In Beloit, Wisconsin, there is a bridge over the Rock River. It connects the Ken Hendricks Memorial Statue to “The Spine,” a centralized area on the Iron Works Campus that’s home to a family of innovative companies across 32 buildings. The Ironworks Campus was an investment through Hendricks Commercial Properties.
Ken Hendricks was a high-school dropout from nearby Janesville who helped build the largest U.S. wholesaler of roofing supplies, ABC Supply, a still-growing company with 20,000 employees whose sales exceeded $10 billion in 2022. After being named Inc.’s Entrepreneur of the Year in 2006, he died in a December 2007 accident. In 2009, his family agreed to rename in his honor the Wisconsin Technology Council’s annual “Seize the Day” award, presented every year at the Wisconsin Entrepreneurs Conference.
When I saw the news about the award, I remembered reporting right around the time of his death on Ken Hendricks’ efforts to rejuvenate Beloit and Keokuk, Iowa, with job-creating investment. It got me thinking about how history can rise from past accomplishments, historical plaques and old buildings and breathe life into redevelopment. The stories are legion and are told frequently in our pages. One of them, told by Site Selection Senior Editor Gary Daughters about the unique redevelopment of Fort Ritchie in Maryland, recently won an award for enterprise reporting. Another is unfolding in Detroit, where Ford’s six-year restoration of Michigan Central Station was celebrated with an early June extravaganza befitting the rebirth of one of the nation’s original innovation capitals.
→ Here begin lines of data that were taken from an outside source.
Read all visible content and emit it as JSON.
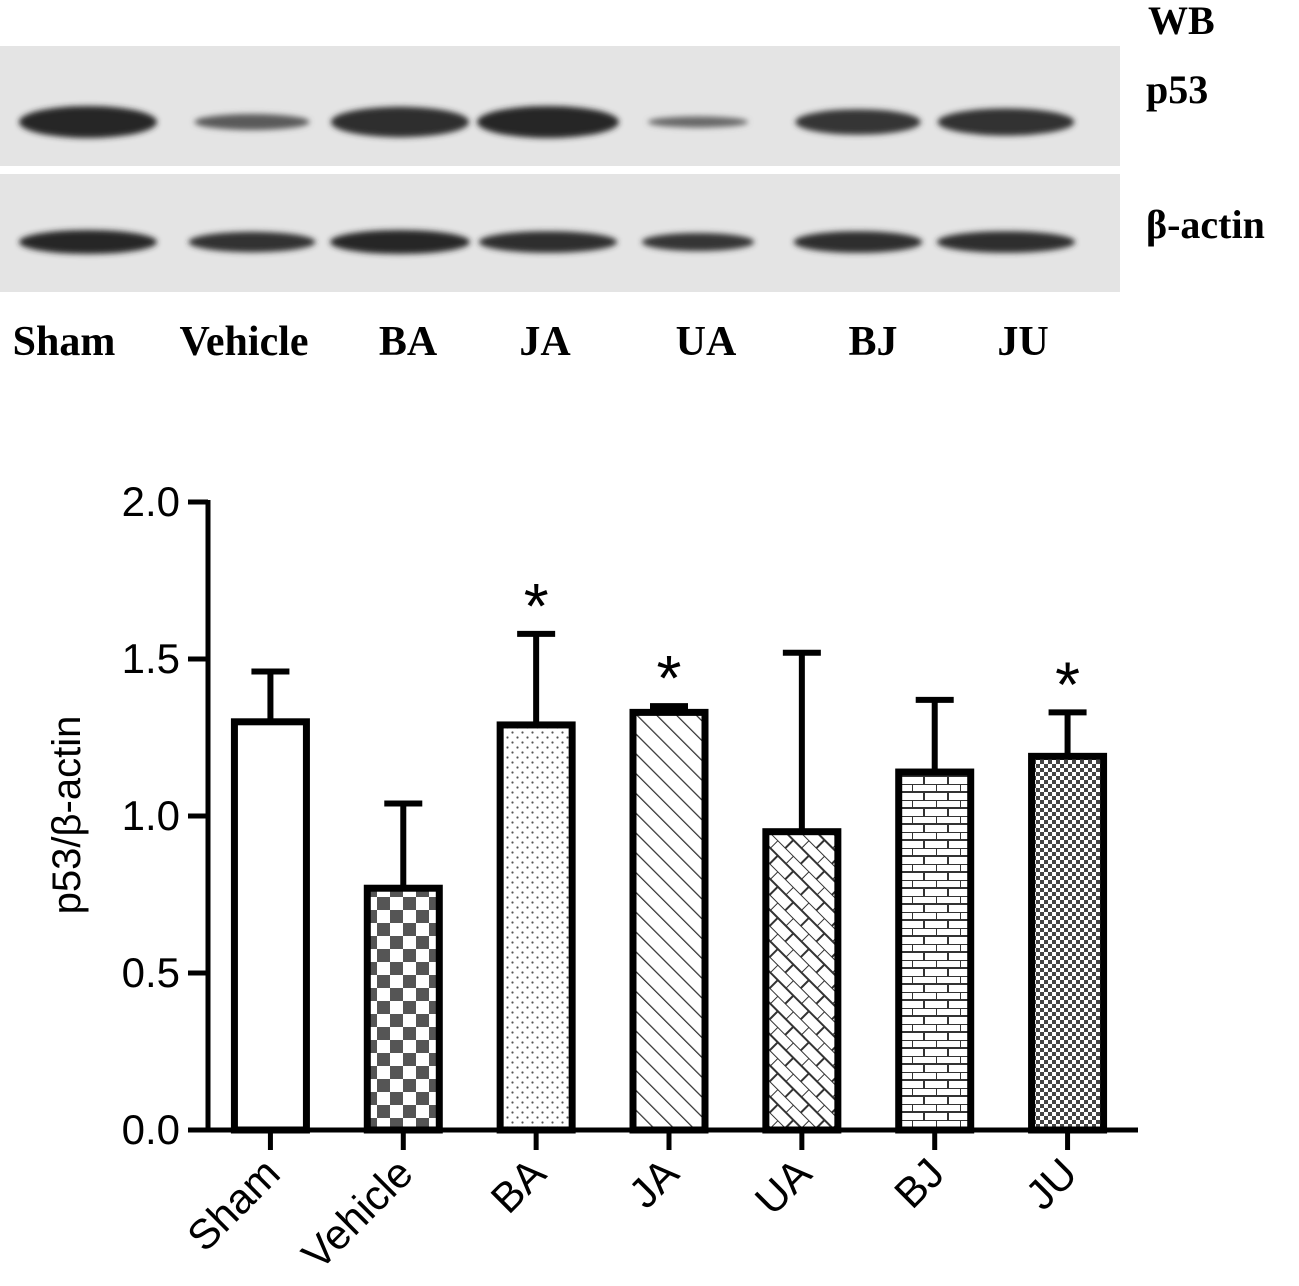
{
  "blot": {
    "header": "WB",
    "rows": [
      {
        "label": "p53",
        "intensity": [
          1.0,
          0.45,
          0.95,
          1.0,
          0.3,
          0.85,
          0.9
        ],
        "thickness": [
          1.0,
          0.5,
          0.95,
          1.0,
          0.35,
          0.8,
          0.85
        ]
      },
      {
        "label": "β-actin",
        "intensity": [
          1.0,
          0.9,
          1.0,
          0.95,
          0.85,
          0.95,
          0.95
        ],
        "thickness": [
          1.0,
          0.85,
          1.0,
          0.9,
          0.75,
          0.9,
          0.9
        ]
      }
    ],
    "lanes": [
      "Sham",
      "Vehicle",
      "BA",
      "JA",
      "UA",
      "BJ",
      "JU"
    ]
  },
  "chart_data": {
    "type": "bar",
    "categories": [
      "Sham",
      "Vehicle",
      "BA",
      "JA",
      "UA",
      "BJ",
      "JU"
    ],
    "values": [
      1.3,
      0.77,
      1.29,
      1.33,
      0.95,
      1.14,
      1.19
    ],
    "errors": [
      0.16,
      0.27,
      0.29,
      0.02,
      0.57,
      0.23,
      0.14
    ],
    "significance": [
      "",
      "",
      "*",
      "*",
      "",
      "",
      "*"
    ],
    "patterns": [
      "none",
      "checker",
      "dots",
      "diagonal",
      "brick-diagonal",
      "brick",
      "fine-checker"
    ],
    "ylabel": "p53/β-actin",
    "ylim": [
      0,
      2.0
    ],
    "yticks": [
      "0.0",
      "0.5",
      "1.0",
      "1.5",
      "2.0"
    ],
    "grid": false,
    "legend": "none"
  }
}
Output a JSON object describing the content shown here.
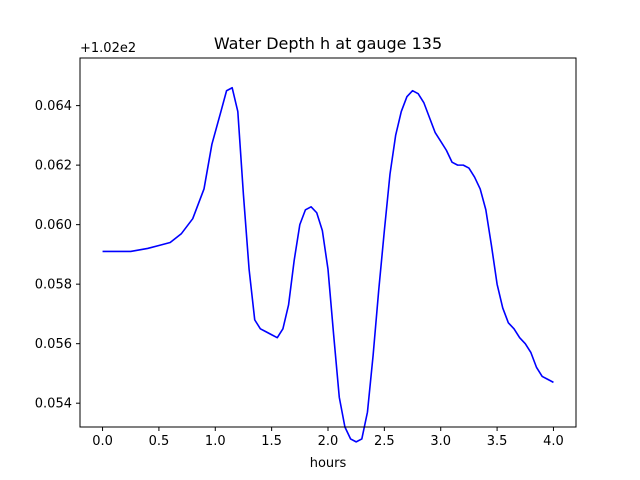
{
  "chart_data": {
    "type": "line",
    "title": "Water Depth h at gauge 135",
    "xlabel": "hours",
    "ylabel": "",
    "offset_label": "+1.02e2",
    "y_offset": 102,
    "xlim": [
      -0.2,
      4.2
    ],
    "ylim": [
      0.0532,
      0.0656
    ],
    "x_ticks": [
      0.0,
      0.5,
      1.0,
      1.5,
      2.0,
      2.5,
      3.0,
      3.5,
      4.0
    ],
    "x_tick_labels": [
      "0.0",
      "0.5",
      "1.0",
      "1.5",
      "2.0",
      "2.5",
      "3.0",
      "3.5",
      "4.0"
    ],
    "y_ticks": [
      0.054,
      0.056,
      0.058,
      0.06,
      0.062,
      0.064
    ],
    "y_tick_labels": [
      "0.054",
      "0.056",
      "0.058",
      "0.060",
      "0.062",
      "0.064"
    ],
    "grid": false,
    "series": [
      {
        "color": "#0000ff",
        "x": [
          0.0,
          0.25,
          0.4,
          0.5,
          0.6,
          0.7,
          0.8,
          0.9,
          0.97,
          1.05,
          1.1,
          1.15,
          1.2,
          1.25,
          1.3,
          1.35,
          1.4,
          1.45,
          1.5,
          1.55,
          1.6,
          1.65,
          1.7,
          1.75,
          1.8,
          1.85,
          1.9,
          1.95,
          2.0,
          2.05,
          2.1,
          2.15,
          2.2,
          2.25,
          2.3,
          2.35,
          2.4,
          2.45,
          2.5,
          2.55,
          2.6,
          2.65,
          2.7,
          2.75,
          2.8,
          2.85,
          2.9,
          2.95,
          3.0,
          3.05,
          3.1,
          3.15,
          3.2,
          3.25,
          3.3,
          3.35,
          3.4,
          3.45,
          3.5,
          3.55,
          3.6,
          3.65,
          3.7,
          3.75,
          3.8,
          3.85,
          3.9,
          3.95,
          4.0
        ],
        "y": [
          0.0591,
          0.0591,
          0.0592,
          0.0593,
          0.0594,
          0.0597,
          0.0602,
          0.0612,
          0.0627,
          0.0638,
          0.0645,
          0.0646,
          0.0638,
          0.061,
          0.0585,
          0.0568,
          0.0565,
          0.0564,
          0.0563,
          0.0562,
          0.0565,
          0.0573,
          0.0588,
          0.06,
          0.0605,
          0.0606,
          0.0604,
          0.0598,
          0.0585,
          0.0563,
          0.0542,
          0.0532,
          0.0528,
          0.0527,
          0.0528,
          0.0537,
          0.0556,
          0.0578,
          0.0598,
          0.0617,
          0.063,
          0.0638,
          0.0643,
          0.0645,
          0.0644,
          0.0641,
          0.0636,
          0.0631,
          0.0628,
          0.0625,
          0.0621,
          0.062,
          0.062,
          0.0619,
          0.0616,
          0.0612,
          0.0605,
          0.0593,
          0.058,
          0.0572,
          0.0567,
          0.0565,
          0.0562,
          0.056,
          0.0557,
          0.0552,
          0.0549,
          0.0548,
          0.0547
        ]
      }
    ]
  }
}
Today Ken Hendricks’ wife and company co-founder Diane leads Hendricks Holding Co., a private investment firm. “We honor our entrepreneurial roots by supporting companies that embrace the American dream, believe in hard work, and give back to their communities,” the company proclaims, hewing to the core values of “Respect, Opportunity, ‘Work Hard, Have Fun,’ Entrepreneurial Spirit, Family, Give Back and American Pride.”
Which got me thinking again about companies doing more with their investments than just refurbishing derelict properties. Many are rebuilding lives through direct, tangible work addressing challenges such as the growing issue of attainable housing for their workforce and communities. ABC Supply supports Homes For Our Troops, which over 20 years has built nearly 380 specially adapted homes for severely injured post-9/11 military veterans. The company this year donated a $1 million match to a campaign in partnership with AJ Foyt Racing that smashed through its $4 million goal to raise $5.2 million by the time it culminated in an annual celebration with the injured military veterans it serves at the Indy 500 over Memorial Day weekend.
Hard work and good works build bridges from the past to the future through projects taking place in towns, cities and rural counties around the world. We’ve been telling their stories for decades. It’s our honor to keep telling them, so company leaders looking out over aging downtowns, factory relics and tenuous Main Streets see opportunities to grow their enterprises and their people, transforming remembrance into renaissance.